Over 100 ticket applicants for the 2012 Olympics had their requests rejected when anti-fraud software blocked their transactions. 104 applicants, who successfully negotiated the Baroque ticket application process, fell at the last hurdle after Barclaycard’s security software assumed the payments were dodgy.
One applicant, lucky enough to be allocated tickets for three events worth £1,600, was unable to pay after the card company deemed the amount suspicious.
“It’s not beyond the wit of man for Barclaycard to expect there to be a large number of quite hefty demands on their cards around this time to that particular payee,” he told the BBC.

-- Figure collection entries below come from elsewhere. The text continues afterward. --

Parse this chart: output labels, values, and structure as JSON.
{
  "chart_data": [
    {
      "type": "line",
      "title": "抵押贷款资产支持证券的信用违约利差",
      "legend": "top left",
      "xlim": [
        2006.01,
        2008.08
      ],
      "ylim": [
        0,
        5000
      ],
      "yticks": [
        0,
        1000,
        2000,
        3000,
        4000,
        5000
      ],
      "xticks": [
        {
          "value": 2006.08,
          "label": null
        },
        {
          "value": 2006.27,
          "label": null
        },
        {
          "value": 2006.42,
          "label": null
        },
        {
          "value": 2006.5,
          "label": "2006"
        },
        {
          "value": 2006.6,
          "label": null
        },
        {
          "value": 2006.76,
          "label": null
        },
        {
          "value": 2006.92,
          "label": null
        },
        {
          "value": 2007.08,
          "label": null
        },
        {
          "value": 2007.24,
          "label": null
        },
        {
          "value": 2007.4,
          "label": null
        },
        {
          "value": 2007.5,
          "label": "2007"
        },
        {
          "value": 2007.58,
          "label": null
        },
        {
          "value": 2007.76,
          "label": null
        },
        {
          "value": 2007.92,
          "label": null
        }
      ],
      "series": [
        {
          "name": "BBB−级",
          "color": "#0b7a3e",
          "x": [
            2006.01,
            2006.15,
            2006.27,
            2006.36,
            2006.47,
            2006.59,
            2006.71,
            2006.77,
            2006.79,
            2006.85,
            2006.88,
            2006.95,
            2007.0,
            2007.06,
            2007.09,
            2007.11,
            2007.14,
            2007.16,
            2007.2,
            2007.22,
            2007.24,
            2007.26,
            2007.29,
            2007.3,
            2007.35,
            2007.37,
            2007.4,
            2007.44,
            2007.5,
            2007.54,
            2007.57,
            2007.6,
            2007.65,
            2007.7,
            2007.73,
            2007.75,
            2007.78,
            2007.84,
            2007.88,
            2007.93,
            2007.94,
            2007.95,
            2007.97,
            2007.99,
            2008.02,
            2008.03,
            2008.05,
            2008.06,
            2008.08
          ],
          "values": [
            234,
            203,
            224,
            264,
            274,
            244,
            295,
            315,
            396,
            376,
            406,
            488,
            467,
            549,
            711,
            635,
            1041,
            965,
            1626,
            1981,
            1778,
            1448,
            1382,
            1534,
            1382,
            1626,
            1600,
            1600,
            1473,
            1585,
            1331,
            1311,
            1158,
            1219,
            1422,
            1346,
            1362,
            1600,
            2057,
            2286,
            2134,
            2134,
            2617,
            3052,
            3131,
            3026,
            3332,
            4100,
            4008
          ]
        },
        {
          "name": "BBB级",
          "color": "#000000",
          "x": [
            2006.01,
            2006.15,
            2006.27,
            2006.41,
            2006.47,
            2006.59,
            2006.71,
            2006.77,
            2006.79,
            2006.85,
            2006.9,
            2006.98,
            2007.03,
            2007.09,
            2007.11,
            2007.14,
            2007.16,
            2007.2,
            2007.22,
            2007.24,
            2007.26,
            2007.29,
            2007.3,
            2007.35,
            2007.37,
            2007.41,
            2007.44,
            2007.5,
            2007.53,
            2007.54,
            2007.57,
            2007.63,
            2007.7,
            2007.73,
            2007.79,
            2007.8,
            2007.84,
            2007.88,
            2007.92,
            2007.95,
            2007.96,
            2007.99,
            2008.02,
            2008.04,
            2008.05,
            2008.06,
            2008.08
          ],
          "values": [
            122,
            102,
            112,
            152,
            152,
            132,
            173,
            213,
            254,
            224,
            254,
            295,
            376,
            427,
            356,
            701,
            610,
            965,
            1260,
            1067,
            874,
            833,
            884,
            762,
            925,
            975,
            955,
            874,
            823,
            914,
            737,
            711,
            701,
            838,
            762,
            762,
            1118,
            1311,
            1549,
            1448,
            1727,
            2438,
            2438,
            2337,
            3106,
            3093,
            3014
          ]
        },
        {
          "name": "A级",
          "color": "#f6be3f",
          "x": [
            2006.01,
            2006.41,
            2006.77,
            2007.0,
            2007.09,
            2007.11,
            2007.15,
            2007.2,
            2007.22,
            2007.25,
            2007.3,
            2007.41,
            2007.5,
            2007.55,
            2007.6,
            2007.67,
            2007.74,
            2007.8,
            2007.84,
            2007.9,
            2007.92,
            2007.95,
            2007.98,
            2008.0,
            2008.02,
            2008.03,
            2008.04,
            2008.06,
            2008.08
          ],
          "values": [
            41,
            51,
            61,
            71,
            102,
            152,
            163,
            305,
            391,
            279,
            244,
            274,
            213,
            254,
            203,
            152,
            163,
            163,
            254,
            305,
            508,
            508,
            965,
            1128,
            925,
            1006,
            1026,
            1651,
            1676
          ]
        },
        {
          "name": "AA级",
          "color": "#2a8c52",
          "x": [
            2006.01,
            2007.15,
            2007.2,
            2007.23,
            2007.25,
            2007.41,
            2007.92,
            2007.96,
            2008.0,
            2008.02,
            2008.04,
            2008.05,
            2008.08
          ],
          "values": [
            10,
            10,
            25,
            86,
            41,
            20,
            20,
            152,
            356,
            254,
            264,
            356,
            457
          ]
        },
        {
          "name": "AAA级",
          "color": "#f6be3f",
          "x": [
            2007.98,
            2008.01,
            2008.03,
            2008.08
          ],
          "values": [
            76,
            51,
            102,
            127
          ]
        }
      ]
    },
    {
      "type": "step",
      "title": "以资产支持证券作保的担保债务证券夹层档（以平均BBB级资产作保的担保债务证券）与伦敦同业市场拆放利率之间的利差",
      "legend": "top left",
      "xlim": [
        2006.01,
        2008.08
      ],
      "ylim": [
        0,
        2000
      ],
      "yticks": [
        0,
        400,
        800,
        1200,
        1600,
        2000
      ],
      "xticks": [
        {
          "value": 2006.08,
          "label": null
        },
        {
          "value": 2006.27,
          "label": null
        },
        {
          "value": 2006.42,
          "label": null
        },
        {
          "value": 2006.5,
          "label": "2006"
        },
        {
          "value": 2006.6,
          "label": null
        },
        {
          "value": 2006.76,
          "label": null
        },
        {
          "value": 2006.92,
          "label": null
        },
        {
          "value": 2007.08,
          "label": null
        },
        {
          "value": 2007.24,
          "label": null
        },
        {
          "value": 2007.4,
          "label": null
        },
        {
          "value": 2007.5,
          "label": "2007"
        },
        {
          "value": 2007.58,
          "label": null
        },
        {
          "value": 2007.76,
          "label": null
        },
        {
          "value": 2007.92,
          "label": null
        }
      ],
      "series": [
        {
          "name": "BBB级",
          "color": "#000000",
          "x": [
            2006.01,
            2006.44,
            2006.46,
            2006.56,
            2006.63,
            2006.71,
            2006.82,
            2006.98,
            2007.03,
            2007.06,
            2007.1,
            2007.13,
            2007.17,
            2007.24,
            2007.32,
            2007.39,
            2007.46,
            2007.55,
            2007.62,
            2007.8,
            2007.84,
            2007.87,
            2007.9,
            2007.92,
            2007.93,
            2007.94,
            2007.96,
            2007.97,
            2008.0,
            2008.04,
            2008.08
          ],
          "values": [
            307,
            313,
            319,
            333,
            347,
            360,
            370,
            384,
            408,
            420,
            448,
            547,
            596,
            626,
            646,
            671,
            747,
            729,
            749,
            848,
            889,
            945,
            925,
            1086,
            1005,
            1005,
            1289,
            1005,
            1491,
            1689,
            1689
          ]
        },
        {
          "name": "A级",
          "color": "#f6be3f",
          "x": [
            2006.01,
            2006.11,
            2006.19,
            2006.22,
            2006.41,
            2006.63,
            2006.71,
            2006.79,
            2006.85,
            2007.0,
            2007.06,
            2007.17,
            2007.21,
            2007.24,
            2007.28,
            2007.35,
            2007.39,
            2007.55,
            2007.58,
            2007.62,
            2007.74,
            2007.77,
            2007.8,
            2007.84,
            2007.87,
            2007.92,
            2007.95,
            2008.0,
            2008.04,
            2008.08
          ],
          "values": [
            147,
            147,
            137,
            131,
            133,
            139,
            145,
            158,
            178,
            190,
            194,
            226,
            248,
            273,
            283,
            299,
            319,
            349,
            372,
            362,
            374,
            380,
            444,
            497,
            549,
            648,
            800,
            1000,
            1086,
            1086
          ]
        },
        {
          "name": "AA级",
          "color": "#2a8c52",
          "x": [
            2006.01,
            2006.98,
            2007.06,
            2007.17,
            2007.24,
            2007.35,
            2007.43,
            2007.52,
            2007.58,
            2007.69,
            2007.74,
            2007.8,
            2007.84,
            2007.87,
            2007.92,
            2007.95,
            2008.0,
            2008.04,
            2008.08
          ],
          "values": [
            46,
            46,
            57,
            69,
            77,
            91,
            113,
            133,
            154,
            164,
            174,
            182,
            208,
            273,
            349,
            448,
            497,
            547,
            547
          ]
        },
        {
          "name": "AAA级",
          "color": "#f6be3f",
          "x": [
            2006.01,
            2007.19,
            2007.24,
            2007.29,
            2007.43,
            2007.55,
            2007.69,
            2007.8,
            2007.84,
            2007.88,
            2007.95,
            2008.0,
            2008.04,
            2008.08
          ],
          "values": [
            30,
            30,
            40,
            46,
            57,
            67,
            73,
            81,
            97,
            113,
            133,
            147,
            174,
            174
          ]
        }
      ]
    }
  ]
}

Barclaycard has admitted human error, apologised to customers affected, and taken steps to stop it happening again. Payment will now be sought at a later date.
Meanwhile, those who aren’t affected by such anomalies should check their bank balance at the end of today, the last date when (in theory) money for tickets will be withdrawn from accounts. You won’t find out which events you’re going to until mid-June, however, unless the sums withdrawn make it obvious.
Organisers say that the vast majority of households with applications were at least partially successful. Estimates suggest only one in seven attempts were futile.
But that’s not quite the end. Some events were undersubscribed, and seats remain after this first bout of ticket allocation. Those who were completely overlooked this time round will have priority when these unfilled seats are dished out (by first-come-first-served) later in the year.